Our work demonstrates that measuring diversity in parallel reasoning chains can serve as an effective signal for when reasoning models should refuse to answer questions they would otherwise hallucinate on. By injecting an interruption token ("No, but") at varying points in the reasoning process and analyzing the diversity of resulting thought patterns, we were able to maintain accuracy on attempted questions while significantly improving refusal rates on potentially incorrect answers.

This approach requires no additional model training and leverages inference-time computation to enable more trustworthy AI systems. The method shows particular promise for high-stakes applications in medicine, law, and other domains where false information can have serious consequences. Future work should focus on optimizing the interruption point through adaptive injection techniques, exploring alternative interruption tokens, and extending this approach to other reasoning models beyond Deepseek R1.
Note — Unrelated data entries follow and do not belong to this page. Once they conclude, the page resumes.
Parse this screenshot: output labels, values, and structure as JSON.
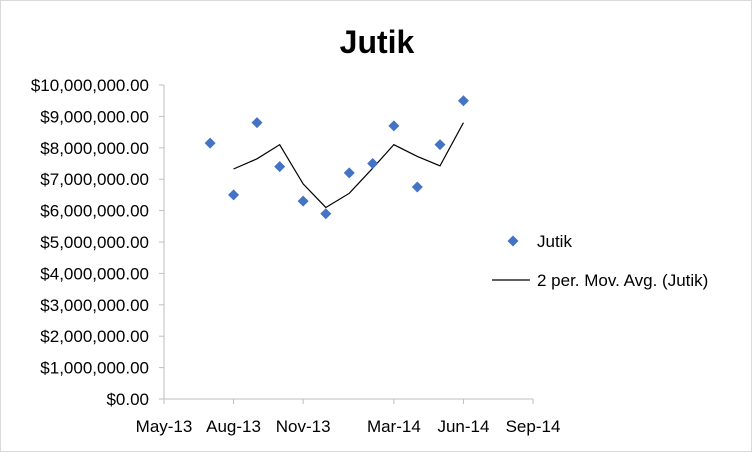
{
  "chart_data": {
    "type": "scatter",
    "title": "Jutik",
    "xlabel": "",
    "ylabel": "",
    "xlim": [
      "2013-05-01",
      "2014-09-01"
    ],
    "ylim": [
      0,
      10000000
    ],
    "x_tick_labels": [
      "May-13",
      "Aug-13",
      "Nov-13",
      "Mar-14",
      "Jun-14",
      "Sep-14"
    ],
    "x_tick_dates": [
      "2013-05-01",
      "2013-08-01",
      "2013-11-01",
      "2014-03-01",
      "2014-06-01",
      "2014-09-01"
    ],
    "y_tick_labels": [
      "$0.00",
      "$1,000,000.00",
      "$2,000,000.00",
      "$3,000,000.00",
      "$4,000,000.00",
      "$5,000,000.00",
      "$6,000,000.00",
      "$7,000,000.00",
      "$8,000,000.00",
      "$9,000,000.00",
      "$10,000,000.00"
    ],
    "y_tick_values": [
      0,
      1000000,
      2000000,
      3000000,
      4000000,
      5000000,
      6000000,
      7000000,
      8000000,
      9000000,
      10000000
    ],
    "series": [
      {
        "name": "Jutik",
        "marker": "diamond",
        "color": "#4472C4",
        "x": [
          "2013-07-01",
          "2013-08-01",
          "2013-09-01",
          "2013-10-01",
          "2013-11-01",
          "2013-12-01",
          "2014-01-01",
          "2014-02-01",
          "2014-03-01",
          "2014-04-01",
          "2014-05-01",
          "2014-06-01"
        ],
        "y": [
          8150000,
          6500000,
          8800000,
          7400000,
          6300000,
          5900000,
          7200000,
          7500000,
          8700000,
          6750000,
          8100000,
          9500000
        ]
      },
      {
        "name": "2 per. Mov. Avg. (Jutik)",
        "type": "line",
        "color": "#000000",
        "x": [
          "2013-08-01",
          "2013-09-01",
          "2013-10-01",
          "2013-11-01",
          "2013-12-01",
          "2014-01-01",
          "2014-02-01",
          "2014-03-01",
          "2014-04-01",
          "2014-05-01",
          "2014-06-01"
        ],
        "y": [
          7325000,
          7650000,
          8100000,
          6850000,
          6100000,
          6550000,
          7350000,
          8100000,
          7725000,
          7425000,
          8800000
        ]
      }
    ],
    "legend_position": "right",
    "grid": false
  }
}
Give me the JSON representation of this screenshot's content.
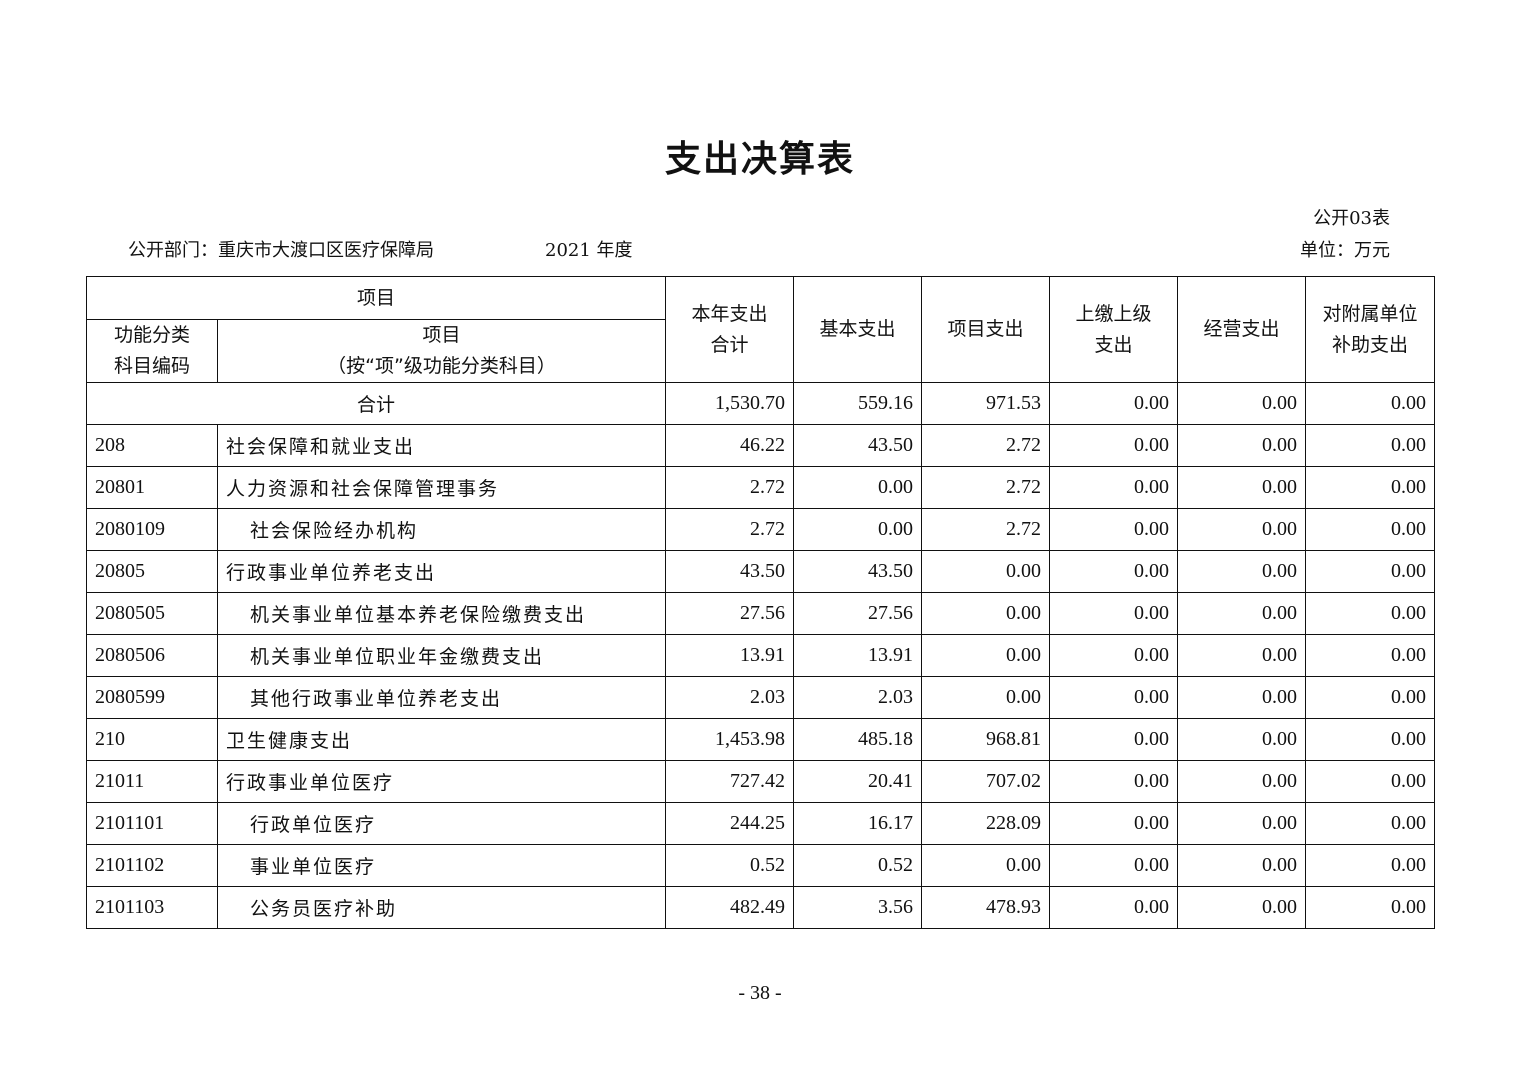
{
  "title": "支出决算表",
  "table_no": "公开03表",
  "department": "公开部门：重庆市大渡口区医疗保障局",
  "year": "2021 年度",
  "unit": "单位：万元",
  "headers": {
    "item_group": "项目",
    "code": "功能分类\n科目编码",
    "item": "项目\n（按“项”级功能分类科目）",
    "total": "本年支出\n合计",
    "basic": "基本支出",
    "project": "项目支出",
    "upper": "上缴上级\n支出",
    "business": "经营支出",
    "subsidy": "对附属单位\n补助支出"
  },
  "total_row": {
    "label": "合计",
    "values": [
      "1,530.70",
      "559.16",
      "971.53",
      "0.00",
      "0.00",
      "0.00"
    ]
  },
  "rows": [
    {
      "code": "208",
      "name": "社会保障和就业支出",
      "indent": false,
      "values": [
        "46.22",
        "43.50",
        "2.72",
        "0.00",
        "0.00",
        "0.00"
      ]
    },
    {
      "code": "20801",
      "name": "人力资源和社会保障管理事务",
      "indent": false,
      "values": [
        "2.72",
        "0.00",
        "2.72",
        "0.00",
        "0.00",
        "0.00"
      ]
    },
    {
      "code": "2080109",
      "name": "社会保险经办机构",
      "indent": true,
      "values": [
        "2.72",
        "0.00",
        "2.72",
        "0.00",
        "0.00",
        "0.00"
      ]
    },
    {
      "code": "20805",
      "name": "行政事业单位养老支出",
      "indent": false,
      "values": [
        "43.50",
        "43.50",
        "0.00",
        "0.00",
        "0.00",
        "0.00"
      ]
    },
    {
      "code": "2080505",
      "name": "机关事业单位基本养老保险缴费支出",
      "indent": true,
      "values": [
        "27.56",
        "27.56",
        "0.00",
        "0.00",
        "0.00",
        "0.00"
      ]
    },
    {
      "code": "2080506",
      "name": "机关事业单位职业年金缴费支出",
      "indent": true,
      "values": [
        "13.91",
        "13.91",
        "0.00",
        "0.00",
        "0.00",
        "0.00"
      ]
    },
    {
      "code": "2080599",
      "name": "其他行政事业单位养老支出",
      "indent": true,
      "values": [
        "2.03",
        "2.03",
        "0.00",
        "0.00",
        "0.00",
        "0.00"
      ]
    },
    {
      "code": "210",
      "name": "卫生健康支出",
      "indent": false,
      "values": [
        "1,453.98",
        "485.18",
        "968.81",
        "0.00",
        "0.00",
        "0.00"
      ]
    },
    {
      "code": "21011",
      "name": "行政事业单位医疗",
      "indent": false,
      "values": [
        "727.42",
        "20.41",
        "707.02",
        "0.00",
        "0.00",
        "0.00"
      ]
    },
    {
      "code": "2101101",
      "name": "行政单位医疗",
      "indent": true,
      "values": [
        "244.25",
        "16.17",
        "228.09",
        "0.00",
        "0.00",
        "0.00"
      ]
    },
    {
      "code": "2101102",
      "name": "事业单位医疗",
      "indent": true,
      "values": [
        "0.52",
        "0.52",
        "0.00",
        "0.00",
        "0.00",
        "0.00"
      ]
    },
    {
      "code": "2101103",
      "name": "公务员医疗补助",
      "indent": true,
      "values": [
        "482.49",
        "3.56",
        "478.93",
        "0.00",
        "0.00",
        "0.00"
      ]
    }
  ],
  "page_number": "- 38 -"
}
Overall, our method provides a practical framework for improving AI reliability through enhanced self-awareness of knowledge limitations.

Appendix

In our initial experiments with embedding-based diversity measurement, we found that semantic similarity metrics often failed to capture the nuanced differences in reasoning chains, especially when those differences were concentrated in relatively few tokens of long reasoning sequences.

Embedding similarity matrix
Figure 4: Embedding Similarity MatrixCosine similarity between embeddings of different reasoning chains, showing high similarity despite meaningful reasoning differences.

We also experimented with different interruption tokens beyond "No, but", including tokens like "Wait", "Actually", and simple punctuation marks like periods. In general, we found that tokens that explicitly introduce doubt or contradiction (like "No, but") were most effective at generating diverse reasoning paths.

Additional data and code implementation details are available in our GitHub repository.